Every query method has a corresponding build* method that returns a DeferredQuery descriptor:

TypeScript
const deferred = db.users.buildFindMany({
  where: { orgId: 1 },
  limit: 10,
});

// deferred.sql     => 'SELECT users.* FROM users WHERE org_id = $1 LIMIT 10'
// deferred.params  => [1]
// deferred.tag     => 'users.findMany'
// deferred.transform => (result) => T[]

Build methods do not execute the query. They return the SQL, parameters, and a transform function.
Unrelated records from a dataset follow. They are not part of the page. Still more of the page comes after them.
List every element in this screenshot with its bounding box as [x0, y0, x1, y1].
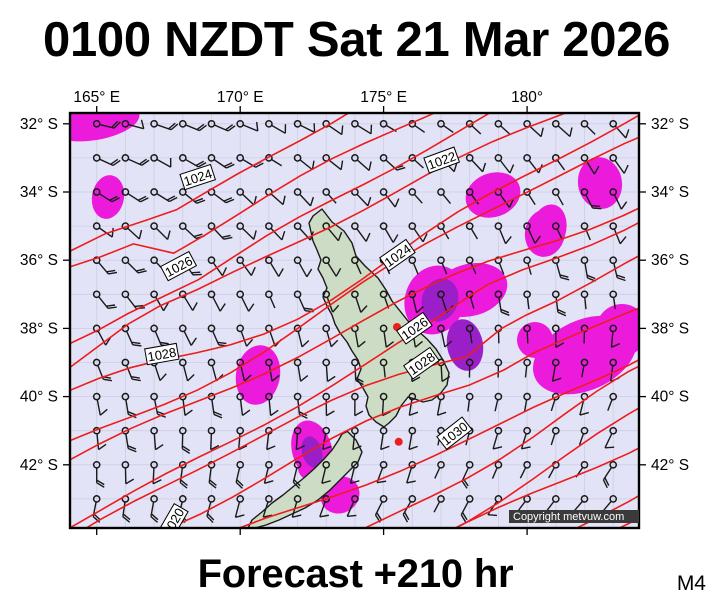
svg-text:36° S: 36° S — [651, 252, 689, 269]
svg-text:40° S: 40° S — [20, 389, 58, 406]
svg-text:38° S: 38° S — [20, 320, 58, 337]
svg-text:36° S: 36° S — [20, 252, 58, 269]
svg-text:40° S: 40° S — [651, 389, 689, 406]
svg-text:34° S: 34° S — [20, 184, 58, 201]
svg-text:32° S: 32° S — [651, 116, 689, 133]
svg-text:38° S: 38° S — [651, 320, 689, 337]
svg-text:42° S: 42° S — [651, 457, 689, 474]
svg-text:170° E: 170° E — [217, 89, 264, 106]
svg-text:180°: 180° — [511, 89, 543, 106]
svg-text:165° E: 165° E — [73, 89, 120, 106]
svg-text:Copyright metvuw.com: Copyright metvuw.com — [513, 511, 624, 523]
svg-text:32° S: 32° S — [20, 116, 58, 133]
svg-text:175° E: 175° E — [360, 89, 407, 106]
svg-text:42° S: 42° S — [20, 457, 58, 474]
svg-text:34° S: 34° S — [651, 184, 689, 201]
Pass them to db.pipeline() to execute.

Available build methods:

  • buildFindUnique(args)
  • buildFindMany(args)
  • buildCreate(args)
  • buildCreateMany(args)
  • buildUpdate(args)
  • buildUpdateMany(args)
  • buildDelete(args)
  • buildDeleteMany(args)
  • buildUpsert(args)
  • buildCount(args)
  • buildGroupBy(args)
  • buildAggregate(args)

Real-World Example: Dashboard Page

TypeScript
// app/dashboard/page.tsx (Next.js Server Component)
export default async function Dashboard() {
  const session = await auth();

  const [user, postCount, recentPosts, teamMembers, orgStats] = await db.pipeline(
    db.users.buildFindUnique({ where: { id: session.userId } }),
    db.posts.buildCount({ where: { userId: session.userId } }),
    db.posts.buildFindMany({
      where: { userId: session.userId },
      orderBy: { createdAt: 'desc' },
      limit: 5,
      with: { comments: { limit: 3 } },
    }),
    db.users.buildFindMany({
      where: { orgId: session.orgId },
      limit: 10,
    }),
    db.users.buildCount({ where: { orgId: session.orgId } }),
  );

  // 5 queries, 1 round-trip, ~7ms total
  return <DashboardUI user={user} postCount={postCount} ... />;
}

Pipeline vs Transaction

| Feature | Pipeline | Transaction | |---|---|---| | Purpose | Batch independent queries | Atomic operations | | Consistency | Wrapped in a transaction | Full ACID | | Queries | Independent (no data dependencies) | Can depend on previous results | | API | db.pipeline(q1, q2, q3) | db.$transaction(async (tx) => ...) | | Round-trips | 1 | 1 (for the transaction) |

Use pipeline when queries are independent (dashboard data loading). Use transaction when operations must be atomic (creating related records).